In Italien hat die Regierung bei der Europawahl gesiegt: Giorgia Meloni ist gegenüber ihren Koalitionspartnern gestärkt und kann die Verfassungsreform vorantreiben, um ihre Macht auszubauen. Und in Brüssel könnte ihr noch eine wichtige Rolle zufallen.
Es war kurz nach Mitternacht, eine Stunde nach Schließung der Wahllokale, als sich eine strahlende Giorgia Meloni im pinkfarbenen T-Shirt in den sozialen Medien zeigte, mit Mittel- und Zeigerfinger formte sie das Victory-Zeichen: „Grazie. Die Brüder Italiens sind die stärkste italienische Partei. Wir haben unser Ergebnis bei der Parlamentswahl übertroffen.“ Die rechtspopulistische Premierministerin ist seit knapp zwei Jahren im Amt und hatte angekündigt, sich an ihrem Wahlergebnis von 26 Prozent messen lassen zu wollen.
Ihr Sieg mit fast 29 Prozent bei der Europawahl liegt nun noch jenseits dessen. Meloni hatte im Wahlkampf ganz auf ihre Strahlkraft gesetzt. So hatte sie die Italiener dazu aufgerufen, einfach „Giorgia“ auf den Stimmzettel zu schreiben, dies würde genügen.
Giorgia Meloni gibt sich als Frau aus dem Volk – mit Erfolg
Meloni, das ist die Frau aus dem Volk, nahbar und direkt, eine Politikerin, die auch nach 20 Monaten an der Regierung noch bodenständig auftritt. Auch deshalb fliegen ihr, vor der so viele einst warnten, nun die Sympathien der Italiener zu. Ihr überraschend großer Wahlerfolg stärkt ihre Macht innerhalb der Koalition, vor allem gegenüber ihrem verbündeten Rivalen Matteo Salvini.

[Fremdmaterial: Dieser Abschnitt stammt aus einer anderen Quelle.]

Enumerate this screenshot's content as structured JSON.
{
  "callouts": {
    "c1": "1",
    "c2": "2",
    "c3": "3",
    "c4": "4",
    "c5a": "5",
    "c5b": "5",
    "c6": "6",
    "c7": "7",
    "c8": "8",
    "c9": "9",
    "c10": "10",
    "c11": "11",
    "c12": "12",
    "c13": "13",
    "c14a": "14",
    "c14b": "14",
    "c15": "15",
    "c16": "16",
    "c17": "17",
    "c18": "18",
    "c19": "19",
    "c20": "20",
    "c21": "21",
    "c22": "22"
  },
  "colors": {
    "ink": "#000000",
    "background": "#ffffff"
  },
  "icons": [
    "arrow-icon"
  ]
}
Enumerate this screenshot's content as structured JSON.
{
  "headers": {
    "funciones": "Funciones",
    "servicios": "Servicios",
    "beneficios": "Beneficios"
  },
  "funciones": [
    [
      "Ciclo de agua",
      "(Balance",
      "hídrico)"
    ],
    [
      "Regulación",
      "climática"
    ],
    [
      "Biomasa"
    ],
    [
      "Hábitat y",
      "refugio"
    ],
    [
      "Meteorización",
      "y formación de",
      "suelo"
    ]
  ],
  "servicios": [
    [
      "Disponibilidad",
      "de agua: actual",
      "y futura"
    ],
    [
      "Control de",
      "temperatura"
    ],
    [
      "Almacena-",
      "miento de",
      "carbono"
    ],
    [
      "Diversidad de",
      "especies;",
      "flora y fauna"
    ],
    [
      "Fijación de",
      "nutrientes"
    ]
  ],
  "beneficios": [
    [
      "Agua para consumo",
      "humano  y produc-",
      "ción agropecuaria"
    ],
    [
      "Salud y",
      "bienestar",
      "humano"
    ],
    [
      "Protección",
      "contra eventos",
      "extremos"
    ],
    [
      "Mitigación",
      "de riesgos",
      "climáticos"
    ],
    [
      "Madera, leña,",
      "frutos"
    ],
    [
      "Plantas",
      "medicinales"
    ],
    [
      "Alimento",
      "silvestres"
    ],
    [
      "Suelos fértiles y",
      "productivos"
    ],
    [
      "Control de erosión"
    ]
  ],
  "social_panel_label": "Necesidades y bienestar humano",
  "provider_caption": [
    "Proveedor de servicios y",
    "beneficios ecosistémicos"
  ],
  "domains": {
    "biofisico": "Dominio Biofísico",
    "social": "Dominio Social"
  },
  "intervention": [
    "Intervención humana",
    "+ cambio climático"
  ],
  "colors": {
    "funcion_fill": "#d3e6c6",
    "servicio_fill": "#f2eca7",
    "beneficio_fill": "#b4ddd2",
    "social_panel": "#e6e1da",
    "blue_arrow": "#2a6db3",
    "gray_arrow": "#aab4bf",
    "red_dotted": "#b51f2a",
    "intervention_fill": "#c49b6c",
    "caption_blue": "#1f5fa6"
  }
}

Europawahl Wahlabend in Brüssel
Der Vizepremier hatte sich immer wieder mit provokativen Äußerungen auf der internationalen Bühne blamiert. Zuletzt ätzte er gegen den französischen Staatspräsidenten Macron, dieser sei ein „Kriegstreiber“, weil er einen Einsatz der Nato-Truppen in der Ukraine für möglich hielte. Der Putin-Sympathisant Salvini hatte gedroht, er unterstütze keine Waffenlieferungen Italiens, wenn sie gegen Ziele auf russischem Gebiet eingesetzt würden.
Melonis Rivale Salvini ist gescheitert
Doch der Chef der Lega-Partei ist mit seinem Versuch gescheitert, rechts von Meloni Stimmen zu gewinnen. Er hatte den homophoben und rassistischen General Vannacci gegen die Regierungschefin in Stellung gebracht – vergebens. Ein etwas anderes Bild bei ihrem zweiten Koalitionspartner Antonio Tajani von Forza Italia. Die Partei des vor einem Jahr verstorbenen Gründers Silvio Berlusconi war bereits totgesagt. Doch dem so umsichtigen wie zurückhaltenden Tajani ist es gelungen, aus dem Schatten Berlusconis zu treten und sich als Anführer einer gemäßigten Partei der Mitte zu etablieren. Der Wahlerfolg des früheren EU-Parlamentspräsidenten kommt Meloni nun bei ihren Manövern in Europa zugute.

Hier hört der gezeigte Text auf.